Apa Perlunya Pelajaran Mengarang?

Eben E. Siadari adalah alumni Advanced Course for Practical Journalism, Thomson Foundation, Cardiff Wales, bekerja sebagai penulis dan trainer kepenulisan, buku karyanya antara lain Esensi Praktik Menulis (2019), tinggal di Jakarta.
Eben E. Siadari adalah alumni Advanced Course for Practical Journalism, Thomson Foundation, Cardiff Wales, bekerja sebagai penulis dan trainer kepenulisan, buku karyanya antara lain Esensi Praktik Menulis (2019), tinggal di Jakarta (KalderaNews/Ist)
Sharing for Empowerment

Oleh Eben E. Siadari *

JAKARTA, KalderaNews.com – Seberapa penting pelajaran mengarang di sekolah kita?

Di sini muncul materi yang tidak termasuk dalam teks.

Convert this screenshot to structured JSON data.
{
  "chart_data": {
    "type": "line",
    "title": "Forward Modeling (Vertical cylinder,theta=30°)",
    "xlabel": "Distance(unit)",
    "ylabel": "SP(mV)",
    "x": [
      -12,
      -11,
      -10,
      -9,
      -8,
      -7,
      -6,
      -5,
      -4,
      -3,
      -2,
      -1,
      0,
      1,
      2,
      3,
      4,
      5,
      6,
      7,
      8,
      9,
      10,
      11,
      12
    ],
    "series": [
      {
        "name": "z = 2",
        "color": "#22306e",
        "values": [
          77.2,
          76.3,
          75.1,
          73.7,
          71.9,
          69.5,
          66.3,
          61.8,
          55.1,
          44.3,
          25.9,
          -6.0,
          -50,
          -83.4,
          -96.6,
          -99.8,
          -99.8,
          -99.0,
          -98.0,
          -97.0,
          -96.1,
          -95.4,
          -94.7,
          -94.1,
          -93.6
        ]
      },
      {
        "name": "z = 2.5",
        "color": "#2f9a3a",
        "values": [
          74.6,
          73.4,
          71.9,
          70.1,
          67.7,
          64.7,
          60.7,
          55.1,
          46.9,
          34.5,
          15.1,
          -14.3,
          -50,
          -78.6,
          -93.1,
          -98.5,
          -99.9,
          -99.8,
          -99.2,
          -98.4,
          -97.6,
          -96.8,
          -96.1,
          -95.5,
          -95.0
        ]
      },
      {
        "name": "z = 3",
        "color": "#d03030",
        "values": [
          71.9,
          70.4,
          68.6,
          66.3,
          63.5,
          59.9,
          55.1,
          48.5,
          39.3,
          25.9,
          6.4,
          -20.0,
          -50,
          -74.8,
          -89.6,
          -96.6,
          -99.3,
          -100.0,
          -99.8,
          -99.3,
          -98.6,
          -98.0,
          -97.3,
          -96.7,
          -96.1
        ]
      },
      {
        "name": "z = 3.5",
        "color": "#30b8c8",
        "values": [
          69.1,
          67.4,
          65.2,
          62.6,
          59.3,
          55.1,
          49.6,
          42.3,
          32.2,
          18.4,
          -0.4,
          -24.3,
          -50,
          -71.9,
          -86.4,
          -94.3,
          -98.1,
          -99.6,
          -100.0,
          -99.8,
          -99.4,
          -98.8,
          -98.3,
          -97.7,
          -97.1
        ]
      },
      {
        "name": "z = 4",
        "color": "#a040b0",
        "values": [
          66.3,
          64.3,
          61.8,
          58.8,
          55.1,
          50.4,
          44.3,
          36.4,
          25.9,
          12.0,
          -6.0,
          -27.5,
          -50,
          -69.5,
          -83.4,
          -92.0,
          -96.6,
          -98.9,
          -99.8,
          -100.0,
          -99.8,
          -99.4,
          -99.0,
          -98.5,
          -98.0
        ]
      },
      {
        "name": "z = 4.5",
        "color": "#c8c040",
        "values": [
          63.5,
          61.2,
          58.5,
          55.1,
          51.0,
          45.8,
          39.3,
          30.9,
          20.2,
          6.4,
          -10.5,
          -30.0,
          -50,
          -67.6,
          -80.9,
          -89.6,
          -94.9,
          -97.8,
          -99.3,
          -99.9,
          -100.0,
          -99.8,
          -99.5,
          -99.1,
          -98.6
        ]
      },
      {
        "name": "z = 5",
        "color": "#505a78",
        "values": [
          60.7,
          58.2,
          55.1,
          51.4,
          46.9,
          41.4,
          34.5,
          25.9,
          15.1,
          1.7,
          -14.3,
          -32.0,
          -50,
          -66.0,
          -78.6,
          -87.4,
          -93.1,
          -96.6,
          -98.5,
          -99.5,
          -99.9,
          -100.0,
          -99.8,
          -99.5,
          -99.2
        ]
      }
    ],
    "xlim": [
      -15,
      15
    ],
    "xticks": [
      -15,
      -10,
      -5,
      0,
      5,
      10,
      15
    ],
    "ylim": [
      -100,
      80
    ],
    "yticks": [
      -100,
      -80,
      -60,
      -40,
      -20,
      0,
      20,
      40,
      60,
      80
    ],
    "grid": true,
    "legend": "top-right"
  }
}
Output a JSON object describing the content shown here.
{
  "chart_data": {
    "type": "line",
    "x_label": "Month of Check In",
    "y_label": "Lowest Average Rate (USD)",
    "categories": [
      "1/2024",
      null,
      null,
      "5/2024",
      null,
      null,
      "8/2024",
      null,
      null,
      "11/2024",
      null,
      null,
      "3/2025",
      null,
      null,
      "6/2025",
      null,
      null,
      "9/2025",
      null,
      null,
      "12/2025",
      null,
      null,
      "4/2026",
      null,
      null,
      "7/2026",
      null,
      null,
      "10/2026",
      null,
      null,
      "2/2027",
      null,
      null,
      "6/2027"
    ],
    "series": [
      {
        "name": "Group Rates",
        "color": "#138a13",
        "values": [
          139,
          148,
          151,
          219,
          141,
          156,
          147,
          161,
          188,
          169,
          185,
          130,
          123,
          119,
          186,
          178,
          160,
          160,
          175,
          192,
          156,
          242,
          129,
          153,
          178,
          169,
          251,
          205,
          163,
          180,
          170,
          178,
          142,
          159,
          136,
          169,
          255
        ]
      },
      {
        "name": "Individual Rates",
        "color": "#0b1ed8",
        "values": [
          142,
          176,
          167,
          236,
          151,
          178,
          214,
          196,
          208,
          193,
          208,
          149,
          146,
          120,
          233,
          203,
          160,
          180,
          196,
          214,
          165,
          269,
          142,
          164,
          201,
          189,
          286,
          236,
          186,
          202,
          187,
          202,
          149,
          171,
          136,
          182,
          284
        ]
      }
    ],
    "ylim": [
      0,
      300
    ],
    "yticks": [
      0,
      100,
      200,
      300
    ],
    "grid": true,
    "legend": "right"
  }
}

Seringkali pelajaran mengarang dipandang rendah karena maknanya sering diasosiasikan dengan pekerjaan menghayal, mengada-ada, tidak masuk akal dan bahkan kemudian dianggap berbohong.

Diakui atau tidak, manusia suka sekali dengan kepastian, yang masuk akal, yang dapat dinalar dengan rasio. Karena itu lah orang selalu gandrung dengan rumus, resep, taktik, strategi dan berbagai alat untuk menciptakan kepastian itu.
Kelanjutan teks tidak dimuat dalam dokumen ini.